What is particularly disturbing to the people who run the political press is that rabbis of the first order prefer to express their thoughts in papers that are considered unworthy. In the past, Agudat Yisrael prohibited storekeepers from selling Mishpacha, which was the first independent Haredi newspaper, founded in 1987. In the past few years, the party organs, in particular Yated Ne'eman, have been satisfied with carrying out an all-out war via letters and virulent editorials attacking "the weeklies" that are published far away from the influence of the rabbis (even though they also have their own spiritual committees).

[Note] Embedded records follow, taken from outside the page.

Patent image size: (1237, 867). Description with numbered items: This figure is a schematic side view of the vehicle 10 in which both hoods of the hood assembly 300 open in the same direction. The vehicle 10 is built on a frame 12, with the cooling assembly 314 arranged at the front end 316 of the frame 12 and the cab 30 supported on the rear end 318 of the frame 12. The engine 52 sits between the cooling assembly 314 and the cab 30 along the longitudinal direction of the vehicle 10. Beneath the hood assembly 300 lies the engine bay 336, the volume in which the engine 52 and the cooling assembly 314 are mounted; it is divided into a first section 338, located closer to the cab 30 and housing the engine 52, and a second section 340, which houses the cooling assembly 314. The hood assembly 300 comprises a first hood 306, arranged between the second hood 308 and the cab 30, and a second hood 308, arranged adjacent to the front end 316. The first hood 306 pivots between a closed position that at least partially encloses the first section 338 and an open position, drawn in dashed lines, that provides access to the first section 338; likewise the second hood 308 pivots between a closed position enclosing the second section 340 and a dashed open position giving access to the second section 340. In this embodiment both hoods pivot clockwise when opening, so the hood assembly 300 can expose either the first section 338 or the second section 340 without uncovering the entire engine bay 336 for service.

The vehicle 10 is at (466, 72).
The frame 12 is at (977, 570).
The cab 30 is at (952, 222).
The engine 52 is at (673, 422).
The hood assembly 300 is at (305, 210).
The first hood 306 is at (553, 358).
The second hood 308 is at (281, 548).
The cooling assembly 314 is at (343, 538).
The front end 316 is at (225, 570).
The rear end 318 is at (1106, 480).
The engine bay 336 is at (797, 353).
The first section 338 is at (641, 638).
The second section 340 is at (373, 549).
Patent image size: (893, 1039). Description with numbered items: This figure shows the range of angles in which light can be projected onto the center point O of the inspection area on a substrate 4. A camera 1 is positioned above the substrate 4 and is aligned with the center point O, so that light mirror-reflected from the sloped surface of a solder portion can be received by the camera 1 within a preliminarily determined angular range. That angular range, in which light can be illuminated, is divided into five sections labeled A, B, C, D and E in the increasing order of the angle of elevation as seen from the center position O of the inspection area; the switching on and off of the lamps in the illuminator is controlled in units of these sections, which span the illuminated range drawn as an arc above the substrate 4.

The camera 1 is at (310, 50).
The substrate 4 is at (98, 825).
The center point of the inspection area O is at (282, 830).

The publisher of Bakehila, Dudi Silberschlag, prefers not to get into an argument with Weintraub. "A learned scholar is always correct," he says, adding however that the rabbi was well aware that he was being interviewed by "a weekly" and that the paper has a recording of the interview that can prove this. But when he speaks about the political organs that published the rabbi's letter, and according to him actually composed it on Weintraub's behalf, Silberschlag removes the gloves. He describes the letter as "the crazy phrases of someone with hallucinations, someone who is not living in reality. In the interview that we published, Rabbi Weintraub is portrayed as a righteous man. In Yated and Hamodi'a, he is seen as a villain. "The real story here," Silberschlag adds, "is about the party faithful. They see how Mispacha and Bakehila are growing, and passing the establishment papers in circulation and in their slice of the advertising, and the influence they have on Haredi public opinion. The main issue is their influence. Once upon a time, the weeklies were just a mere little brother who could be ignored - and I'm not just talking about us, but also about Mishpacha. But today it's the weeklies that are in the role of the big brother, and that is what is frightening the party bigwigs. So what we see is dark envy on the part of people who want to keep mouths shut."